Nevada Property Rights and Transactions

Sec. § 118B.183
Obligations of landlord for conversion of park to other use: Notices; financial liability; resident impact statement; restrictions regarding increase in rent.


1.

A landlord may convert an existing manufactured home park to any other use of the land if the change is approved by the appropriate local zoning board, planning commission or governing body. In addition to any other reasons, a landlord may apply for such approval if the landlord is forced to close the manufactured home park because of a valid order of a state or local governmental agency or court requiring the closure of the manufactured home park for health or safety reasons.

2.

The landlord may undertake a conversion pursuant to this section only if:

(a)

The landlord gives notice in writing to the Division and each tenant within 5 days after the landlord files his or her application for the change in land use with the local zoning board, planning commission or governing body;

(b)

The landlord pays the amounts required by subsections 4, 5 and 6;

(c)

After the landlord is granted final approval of the change by the appropriate local zoning board, planning commission or governing body, written notice is served on each tenant in the manner provided in NRS 40.280, giving the tenant at least 180 days after the date of the notice before the tenant is required to move his or her manufactured home from the lot; and

(d)

The landlord complies with the provisions of NRS 118B.184 concerning the submission of a resident impact statement.

3.

At the time of providing notice of the conversion of the park pursuant to this section, a landlord shall provide to each tenant:

(a)

The address and telephone number of the Division;

(b)

Any list published by the Division setting forth the names of licensed transporters of manufactured homes approved by the Division; and

(c)

Any list published by the Division setting forth the names of mobile home parks within 150 miles that have reported having vacant spaces.

4.

If the tenant chooses to move the manufactured home:

(a)

The tenant shall, within 75 days after receiving notice of the conversion, notify the landlord in writing of the tenant’s election to move the manufactured home; and

(b)

The landlord shall pay to the tenant:

(1)

The cost of moving the tenant’s manufactured home and its appurtenances to a new location in this State or another state within 150 miles from the manufactured home park; or

(2)

If the new location is more than 150 miles from the manufactured home park, the cost of moving the manufactured home for the first 150 miles,
Ê including fees for inspection, any deposits for connecting utilities and the cost of taking down, moving, setting up and leveling his or her manufactured home and its appurtenances in the new lot or park.

5.

If the landlord is unable to move a shed, due to its physical condition, that belongs to a tenant who has elected to have the landlord move his or her manufactured home, the landlord shall pay the tenant $250 as reimbursement for the shed.
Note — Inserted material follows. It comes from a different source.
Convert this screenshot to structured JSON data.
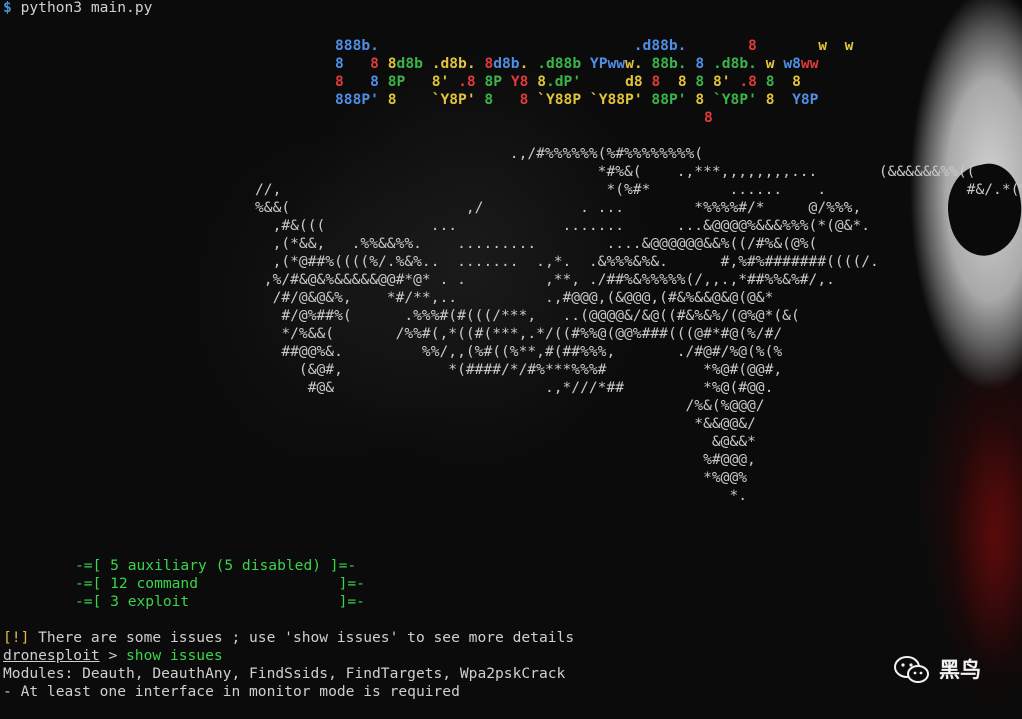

Each tenant may receive only one payment of $250 even if more than one shed is owned by the tenant.

6.

If the tenant chooses not to move the manufactured home, the manufactured home cannot be moved without being structurally damaged or there is no manufactured home park within 150 miles that is willing to accept the manufactured home, the landlord:

(a)

May remove and dispose of the manufactured home; and

(b)

Shall pay to the tenant the fair market value of the manufactured home.

7.

A landlord shall not increase the rent of any tenant:

(a)

For 180 days before filing an application for a change in land use, permit or variance affecting the manufactured home park; or

(b)

At any time after filing an application for a change in land use, permit or variance affecting the manufactured home park unless:

(1)

The landlord withdraws the application or the appropriate local zoning board, planning commission or governing body denies the application; and

(2)

The landlord continues to operate the manufactured home park after the withdrawal or denial.

8.

For the purposes of this section, the fair market value of a manufactured home must be determined as follows:

(a)

A dealer licensed pursuant to chapter 489 of NRS who is a certified appraiser and who is selected jointly by the landlord or his or her agent and the tenant shall make the determination.

(b)

If there are insufficient dealers licensed pursuant to chapter 489 of NRS who are certified appraisers available for the purposes of paragraph (a), a person who possesses the qualifications pursuant to the Appraiser Qualifications for Manufactured Homes Classified as Personal Property as set forth in section 8-3 of Valuation Analysis for Single Family One- to Four-Unit Dwellings, HUD Directive Number 4150.2 CHG-1, of the United States Department of Housing and Urban Development, and who is selected jointly by the landlord or his or her agent and the tenant shall make the determination.

(c)

If there are insufficient persons available for the purposes of paragraphs (a) and (b) or if the landlord or his or her agent and the tenant cannot agree pursuant to paragraphs (a) and (b), the landlord or his or her agent or the tenant may request the Administrator to, and the Administrator shall, appoint a dealer licensed pursuant to chapter 489 of NRS or a certified appraiser who shall make the determination.

9.

The landlord shall pay the costs associated with determining the fair market value of a manufactured home and the cost of removing and disposing of a manufactured home pursuant to subsection 6.

10.

The provisions of this section do not apply to a corporate cooperative park.